What the research says about trusting this

Here's where I want to push against my own team's number, because the published evidence is more sobering than any vendor demo.

The best study we have is Meta's TestGen-LLM paper, from deploying LLM test generation at test-a-thons for Instagram and Facebook. Their funnel: 75% of generated test cases built correctly, 57% passed reliably, and only 25% actually increased coverage. It improved 11.5% of the classes it was applied to.

Read those numbers again. At Meta, with serious engineering investment wrapped around the model, three quarters of raw generated tests did not add coverage. The system was still worth deploying, and 73% of its recommendations were accepted by Meta engineers for production. But every single one passed through a human gate first, and the gate rejected a quarter of what it saw.

Academic evaluations point the same direction. The TestPilot study ran LLM unit-test generation across 25 npm packages and 1,684 API functions and reached a median statement coverage of 70.2%. Useful, genuinely. But nobody who has read these papers would let a model commit tests without review.

So when my team says 800%, the research tells me how to interpret it. The gain is real and it lives in a specific place, the drafting and documentation layer, where a wrong first attempt costs a review cycle rather than a production incident. It is not a claim that the model produces correct tests three quarters of the time, because at the state of the art, it doesn't.

The failure mode that worries me most

Everyone talks about hallucinated assertions. They're real, but they're also the failure you catch, because a wrong assertion fails loudly in review or in CI.

The one I watch for is quieter. Playwright's healer agent, when it can't fix a failing test, will produce what the docs describe as a passing test or a skipped test if it believes the functionality is broken. Think about that in a team that has stopped paying attention. An agent that can mark tests as skipped is an agent that can silently shrink your active coverage while the dashboard stays green.

That's the general pattern to defend against, and I'd give it a name: coverage theatre. Tests that run, pass and verify nothing. A suite that grows impressively while the set of behaviours it would actually catch regressions in stays flat. LLMs are spectacular at producing the appearance of testing, and if your only metric is test count or coverage percentage, you will reward exactly that.

Our defences are boring and organisational rather than clever and technical. Every generated test gets a named human owner before it enters the suite. The automation engineer reviews drafts the way you'd review a junior's pull request, with the explicit question "what would this fail to catch?". And anything an agent skips or patches gets surfaced to a person, not buried in a passing run.

What I'd tell another engineering leader

If you run engineering and your QA team hasn't touched this yet, my honest view is that you're leaving the cheapest productivity gain of the current cycle on the table. But sequence matters.

Start where wrongness is cheap. Documentation, test plans and draft specs are the right entry point, because a bad draft costs minutes. Letting a model author your regression suite unsupervised is the wrong entry point, because the Meta funnel tells you most raw output doesn't earn its place.

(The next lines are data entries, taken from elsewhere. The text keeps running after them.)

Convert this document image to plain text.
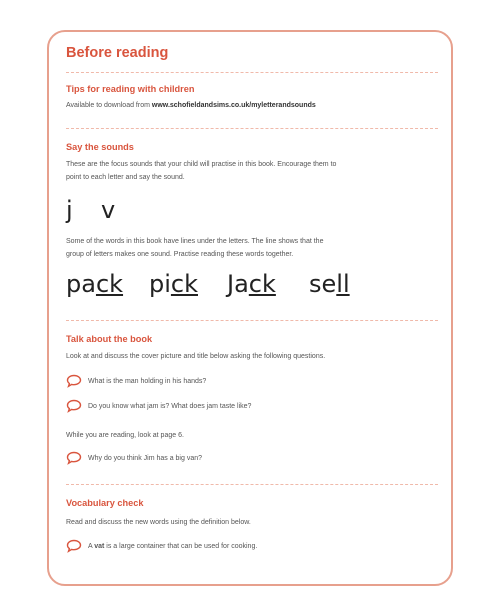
Before reading
Tips for reading with children
Available to download from www.schofieldandsims.co.uk/myletterandsounds
Say the sounds
These are the focus sounds that your child will practise in this book. Encourage them to
point to each letter and say the sound.
j v
Some of the words in this book have lines under the letters. The line shows that the
group of letters makes one sound. Practise reading these words together.
pack pick Jack sell
Talk about the book
Look at and discuss the cover picture and title below asking the following questions.
What is the man holding in his hands?
Do you know what jam is? What does jam taste like?
While you are reading, look at page 6.
Why do you think Jim has a big van?
Vocabulary check
Read and discuss the new words using the definition below.
A vat is a large container that can be used for cooking.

Keep humans as the gate, and make the gate real. 73% acceptance at Meta means 27% rejection by people who were paying attention. If your review gate never rejects anything, it isn't a gate, it's a rubber stamp with extra steps.

And measure something before you brag about anything. Our 800% is a team-reported figure and I present it as exactly that. The next step for us is instrumenting it properly, cycle time on test authoring, escaped defects, and how often generated tests are the ones that catch a real regression. When I have those numbers I'll write the follow-up, including the parts that turn out worse than the headline.

Because that's the honest state of this in mid-2026. The leverage is real, the tooling has gone first-party, and the research says the model is nowhere near trustworthy without a human holding the gate. All three of those things are true at once, and the teams getting value are the ones acting like it.